Please provide complete information as applicable to your setup.
• Hardware Platform (Jetson / GPU) Jetson Orin NX 16 GB
• DeepStream Version 6.3-triton-multiarch docker image
• JetPack Version (valid for Jetson only) 5.1.1
Hello everyone,
I’m developing a gstreamer plugin for stitching 2 frames, I use cuGraphicsEGLRegisterImage to do CUDA operations on NvBufSurface. I use these functions to map 2 input frames and 1 output frame. When I measure times, mapping input frames gets slower after every call while the output frame doesn’t.

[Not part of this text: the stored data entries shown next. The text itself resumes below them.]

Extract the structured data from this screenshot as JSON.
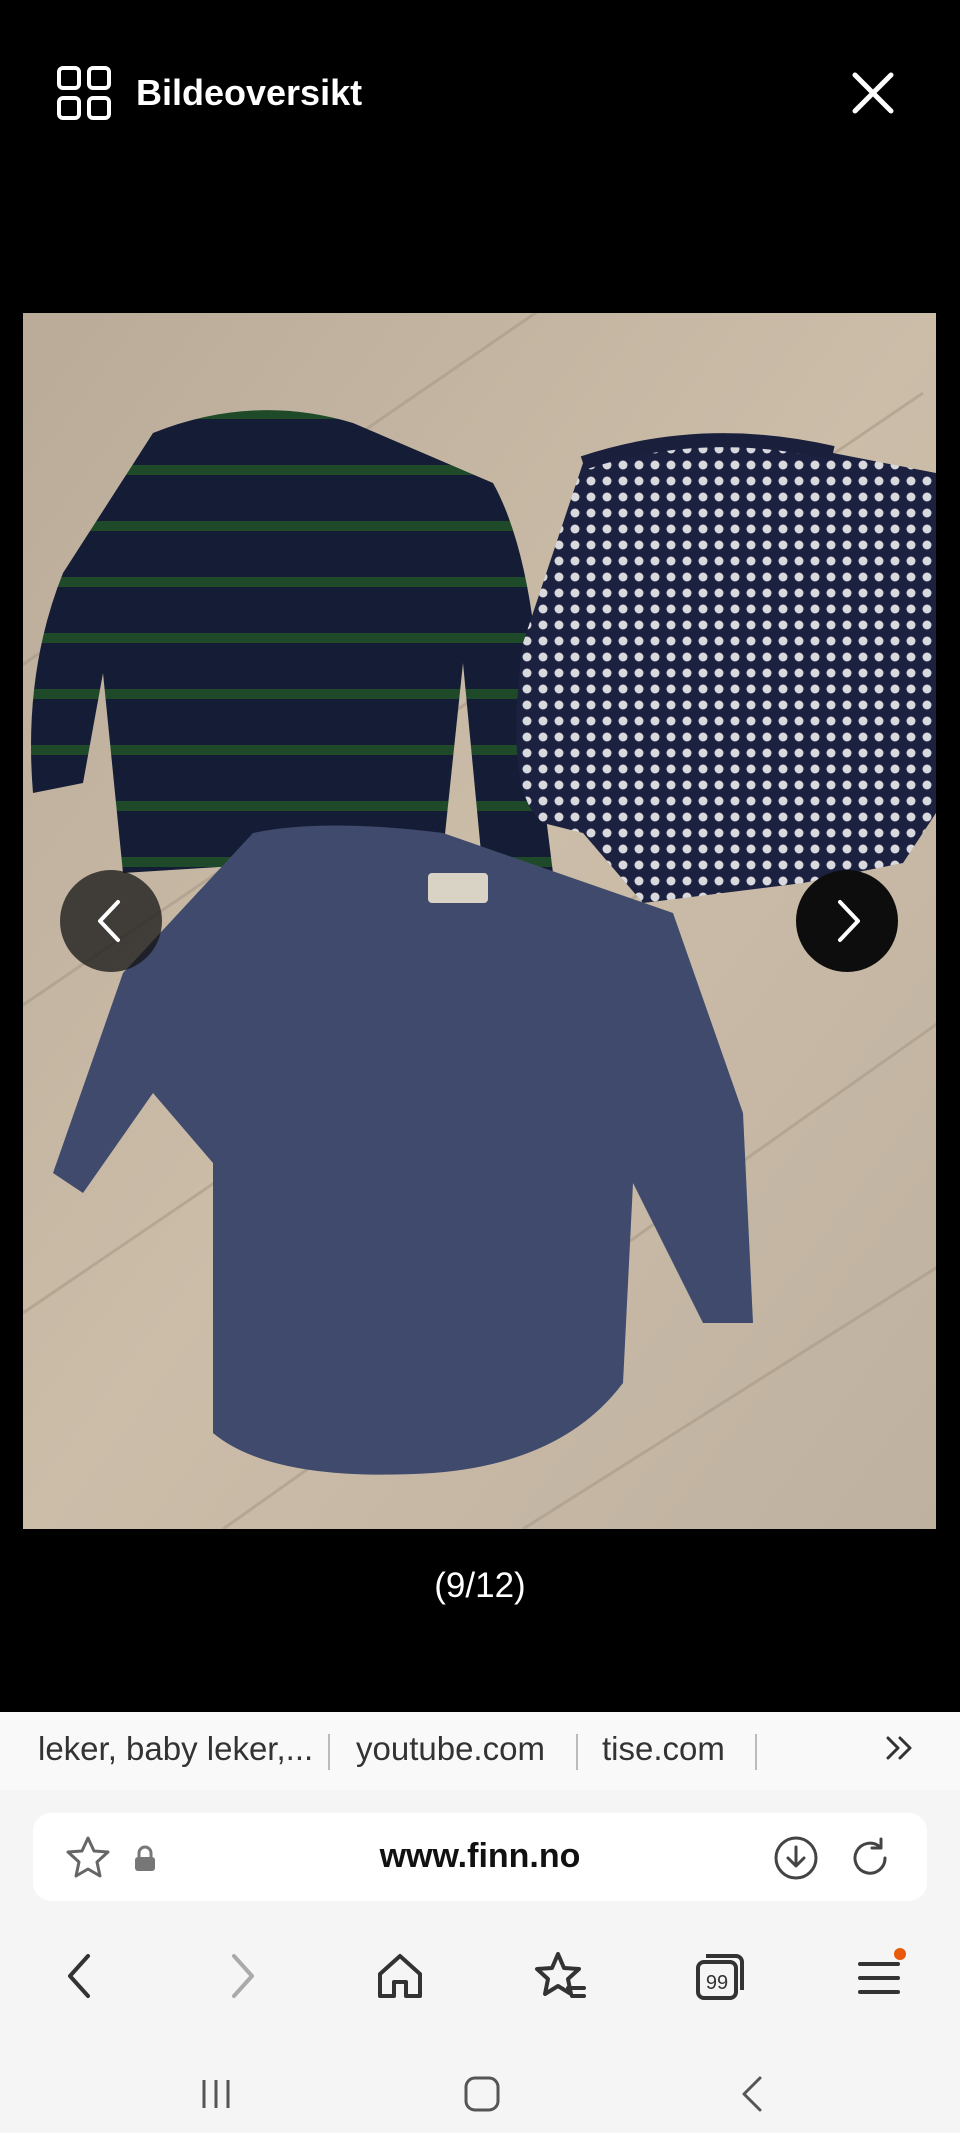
{
  "viewer": {
    "title": "Bildeoversikt",
    "counter": "(9/12)"
  },
  "quick_links": [
    {
      "label": "leker, baby leker,..."
    },
    {
      "label": "youtube.com"
    },
    {
      "label": "tise.com"
    }
  ],
  "address_bar": {
    "url": "www.finn.no"
  },
  "colors": {
    "viewer_bg": "#000000",
    "browser_bg": "#f5f5f5",
    "notification_dot": "#e8590c"
  }
}
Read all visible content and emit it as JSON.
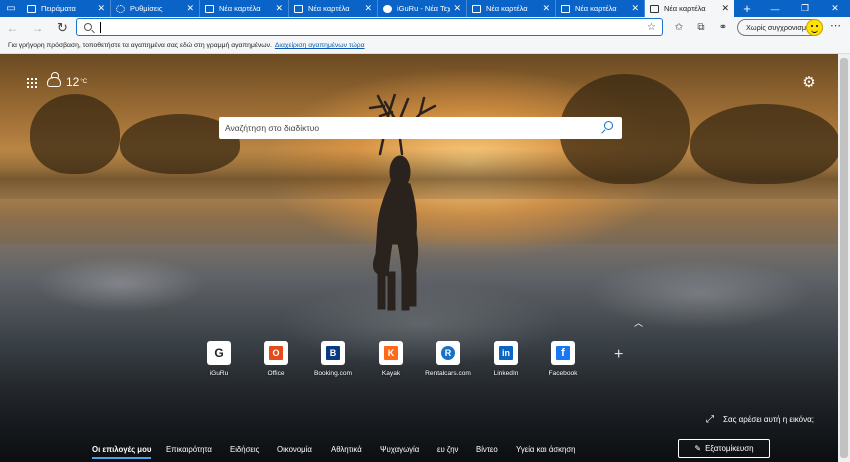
{
  "tabs": [
    {
      "label": "Πειράματα",
      "icon": "experiments-icon"
    },
    {
      "label": "Ρυθμίσεις",
      "icon": "settings-icon"
    },
    {
      "label": "Νέα καρτέλα",
      "icon": "newtab-icon"
    },
    {
      "label": "Νέα καρτέλα",
      "icon": "newtab-icon"
    },
    {
      "label": "iGuRu - Νέα Τεχνολ...",
      "icon": "iguru-icon"
    },
    {
      "label": "Νέα καρτέλα",
      "icon": "newtab-icon"
    },
    {
      "label": "Νέα καρτέλα",
      "icon": "newtab-icon"
    },
    {
      "label": "Νέα καρτέλα",
      "icon": "newtab-icon"
    }
  ],
  "toolbar": {
    "address_value": "",
    "profile_label": "Χωρίς συγχρονισμό"
  },
  "favorites_bar": {
    "message": "Για γρήγορη πρόσβαση, τοποθετήστε τα αγαπημένα σας εδώ στη γραμμή αγαπημένων.",
    "link": "Διαχείριση αγαπημένων τώρα"
  },
  "weather": {
    "temp": "12",
    "unit": "°C",
    "icon": "cloud-icon"
  },
  "search": {
    "placeholder": "Αναζήτηση στο διαδίκτυο"
  },
  "quick_links": [
    {
      "label": "iGuRu",
      "letter": "G",
      "color": "#222222"
    },
    {
      "label": "Office",
      "letter": "O",
      "color": "#e64a19"
    },
    {
      "label": "Booking.com",
      "letter": "B",
      "color": "#0a3a82"
    },
    {
      "label": "Kayak",
      "letter": "K",
      "color": "#ff6a1a"
    },
    {
      "label": "Rentalcars.com",
      "letter": "R",
      "color": "#1671c8"
    },
    {
      "label": "LinkedIn",
      "letter": "in",
      "color": "#0a66c2"
    },
    {
      "label": "Facebook",
      "letter": "f",
      "color": "#1877f2"
    }
  ],
  "like_image": "Σας αρέσει αυτή η εικόνα;",
  "bottom_nav": [
    "Οι επιλογές μου",
    "Επικαιρότητα",
    "Ειδήσεις",
    "Οικονομία",
    "Αθλητικά",
    "Ψυχαγωγία",
    "ευ ζην",
    "Βίντεο",
    "Υγεία και άσκηση"
  ],
  "customize_label": "Εξατομίκευση"
}
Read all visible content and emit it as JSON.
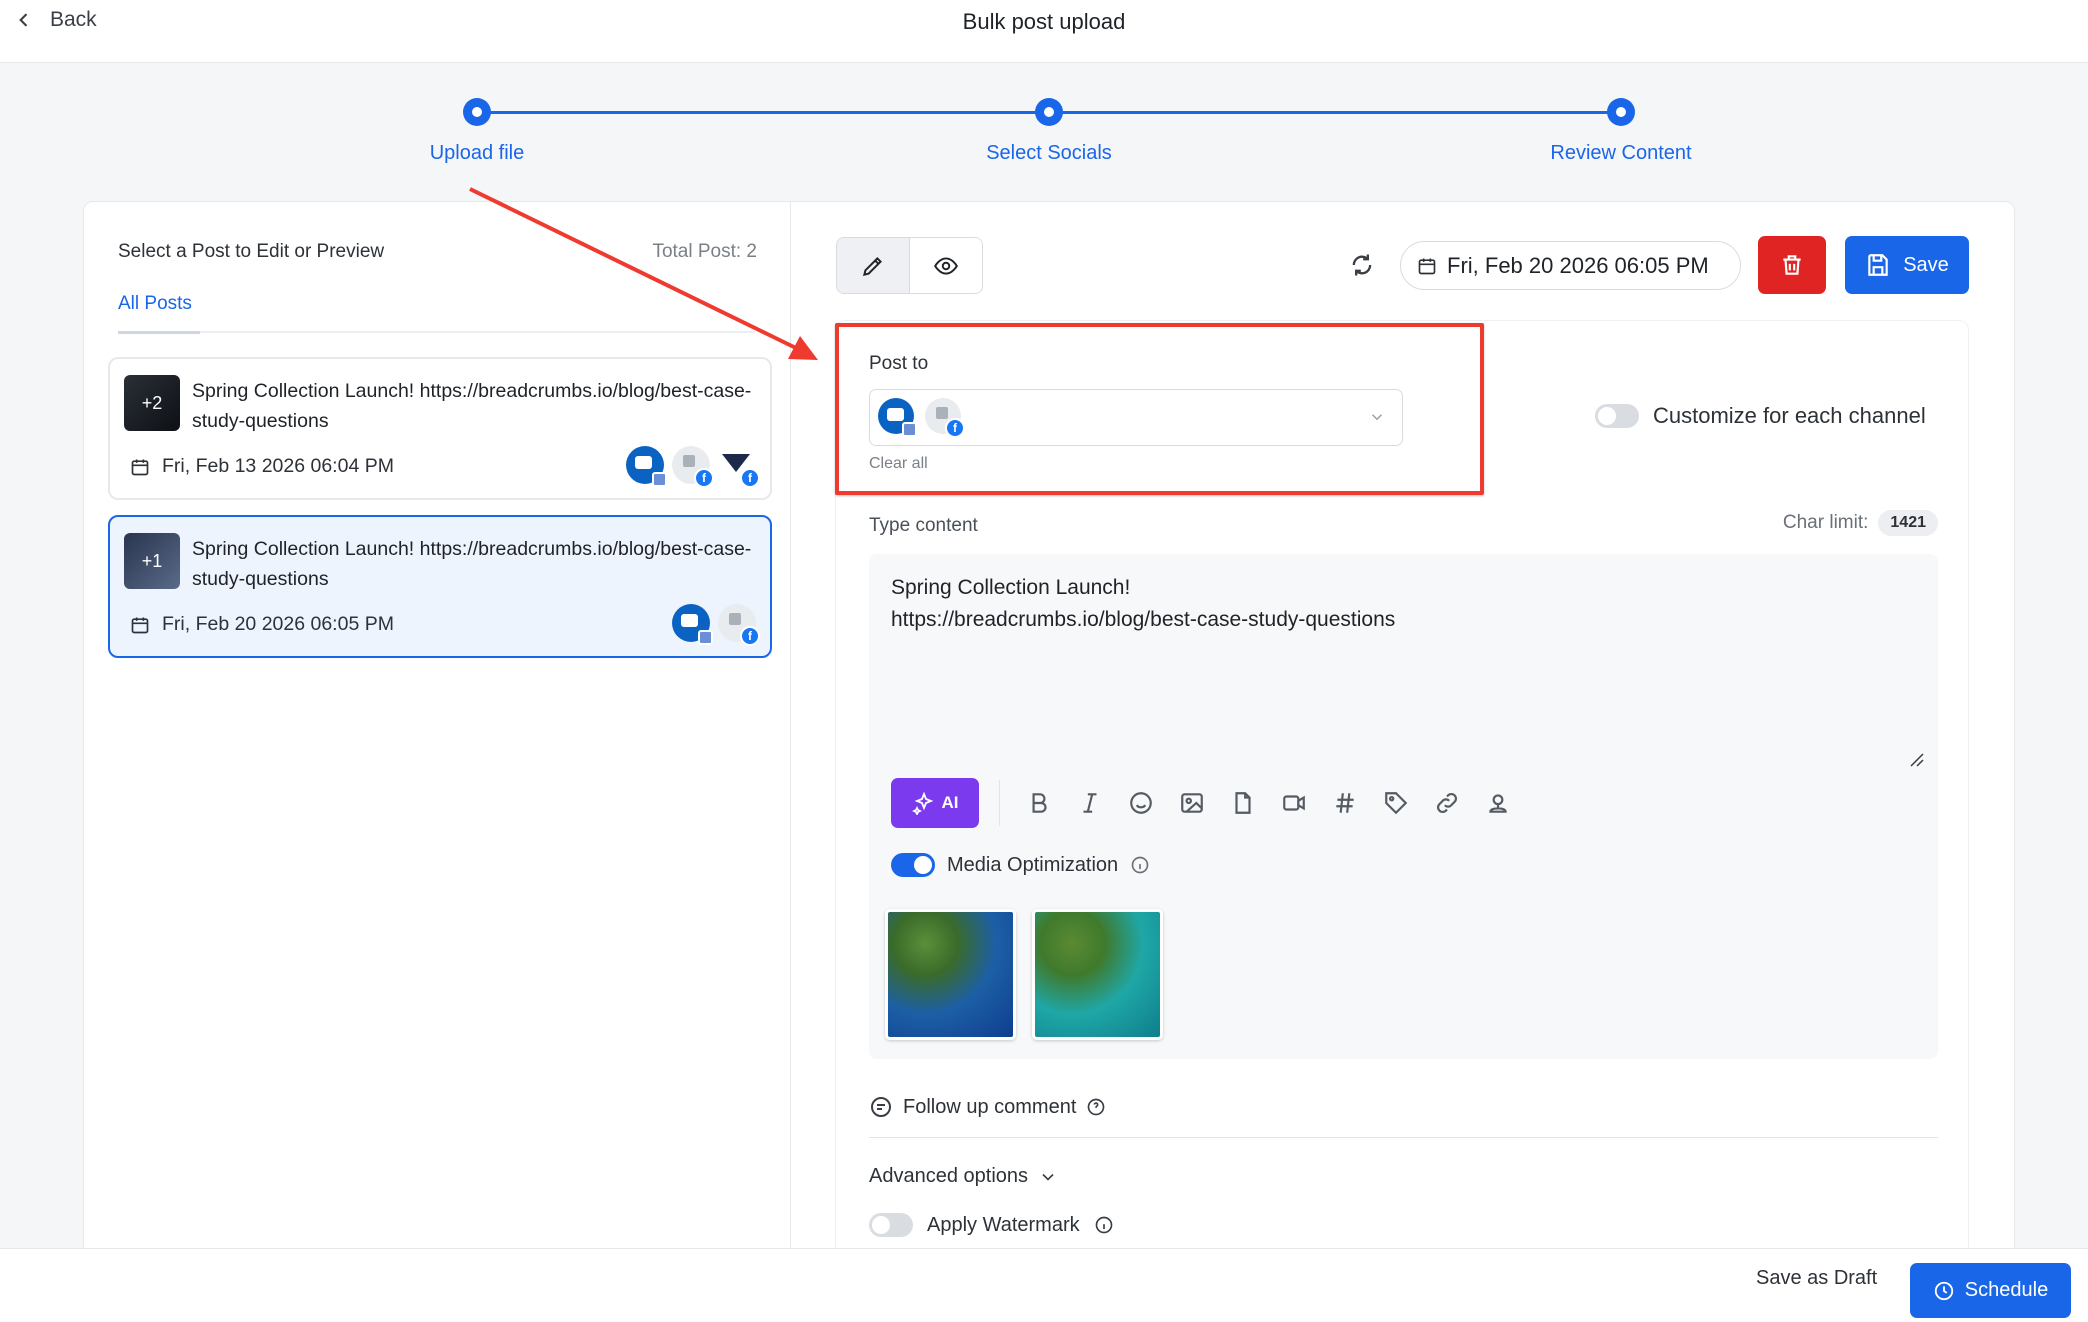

After some time, the execution time of the plugin surpasses the input framerate(30 FPS) and causes frame drops.
I added execution time plots and the relevant part of the gstreamer pipeline at this post’s end. Can someone help me with this, please?
Mentioned code block:
clock_gettime(CLOCK_MONOTONIC, &t1);
CHECK_CUDA(cuCtxSynchronize(), "cuCtxSynchronize failed");
/* Map left frame */
if (input_nvbuf_surfs[0]->surfaceList[0].mappedAddr.eglImage == NULL)
NvBufSurfaceMapEglImage(input_nvbuf_surfs[0], 0);
eglimage_src_left = input_nvbuf_surfs[0]->surfaceList[0].mappedAddr.eglImage;
CHECK_CUDA(cuGraphicsEGLRegisterImage(&pResource_left, eglimage_src_left, CU_GRAPHICS_MAP_RESOURCE_FLAGS_NONE), "cuGraphicsEGLRegisterImage failed");
CHECK_CUDA(cuGraphicsResourceGetMappedEglFrame(&eglFrame_left, pResource_left, 0, 0), "cuGraphicsSubResourceGetMappedArray failed");
clock_gettime(CLOCK_MONOTONIC, &t2);
/* Map right frame */
if (input_nvbuf_surfs[1]->surfaceList[0].mappedAddr.eglImage == NULL)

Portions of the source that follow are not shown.